Cold Bore fliers

Idaho Lefty hit the nail on the head, in my experience....quality barrels eliminate issues. I clean and degrease like Hugnot. I can not recall a Hart, Krieger, Brux, Muller barrel that threw Radical shots on the first cold bore shot in properly bedded stocks, and I run a muzzle break on every rifle, twisted properly. The rifles all shoot tiny groups. A first shot out of the clean barrel will usually be .3 out of the group, but if were to throw a shot 1.5" out, that barrel would be scrapped.

I fire three shots on a squeeeeky clean bore prior to hunting as a matter of good gun handling practice.

Much of the "thrown" shots that NON competitive shooters experience is from having too much coffee or just not being settled down.
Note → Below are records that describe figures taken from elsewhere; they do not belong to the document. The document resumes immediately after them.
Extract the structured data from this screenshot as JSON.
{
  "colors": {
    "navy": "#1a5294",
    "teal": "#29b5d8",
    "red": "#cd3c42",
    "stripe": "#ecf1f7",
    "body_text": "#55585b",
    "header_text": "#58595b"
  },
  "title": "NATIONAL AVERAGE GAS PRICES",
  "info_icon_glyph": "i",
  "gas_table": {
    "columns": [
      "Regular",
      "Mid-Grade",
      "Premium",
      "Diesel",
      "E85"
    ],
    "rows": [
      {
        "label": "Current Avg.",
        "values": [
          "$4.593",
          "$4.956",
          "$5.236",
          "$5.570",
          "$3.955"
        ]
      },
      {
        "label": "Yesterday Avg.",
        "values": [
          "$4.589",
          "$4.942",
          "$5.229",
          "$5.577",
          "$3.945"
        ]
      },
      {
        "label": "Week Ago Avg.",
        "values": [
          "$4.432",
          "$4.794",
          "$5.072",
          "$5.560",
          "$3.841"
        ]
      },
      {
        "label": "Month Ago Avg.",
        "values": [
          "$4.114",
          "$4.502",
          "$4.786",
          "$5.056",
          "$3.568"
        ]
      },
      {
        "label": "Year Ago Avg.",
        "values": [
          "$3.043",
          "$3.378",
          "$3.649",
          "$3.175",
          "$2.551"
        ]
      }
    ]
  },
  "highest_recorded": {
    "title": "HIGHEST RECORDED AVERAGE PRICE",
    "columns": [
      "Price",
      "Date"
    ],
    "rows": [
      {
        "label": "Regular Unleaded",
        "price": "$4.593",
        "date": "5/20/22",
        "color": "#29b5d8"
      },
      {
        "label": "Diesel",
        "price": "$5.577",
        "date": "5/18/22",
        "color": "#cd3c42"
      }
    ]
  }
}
I was advised to sit at the bench and observe wind conditions prior to firing for five minutes(heart rate will settle down), then when I get on the gun, I dry fire several times aiming at the target as if I were firing a group, watching where cross hair ends up after the shot(follow through). My shooting improved significantly when using this discipline.
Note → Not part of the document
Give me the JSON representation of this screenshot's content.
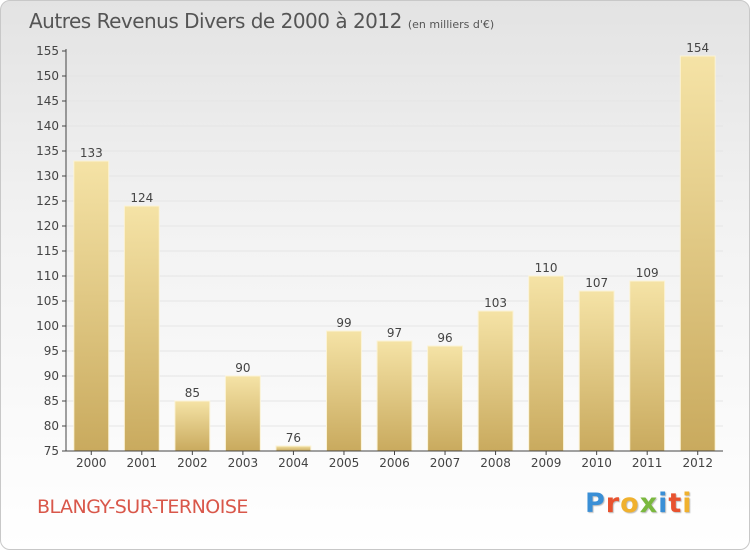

A very experienced Long Range gunsmith(now passed on) advised me that contours smaller than a #5 are prone to more "issues".

When a load is out of "tune", expect all kinds of issues, same thing with bullets of suspect quality.
I agree with this; quality barrels put the first shot right in there. My guess is a lot of guys who have flyers haven't removed residual solvent, oil, grease, or whatever they last put in the barrel.
 
Very fouled barrels are unpredictable. If you can look in the muzzle and see copper streaks, then it is time to start scrubbing.

One of the things I do with a barrel is to determine the cleaning frequency before groups start to open at peak accuracy....can of worms.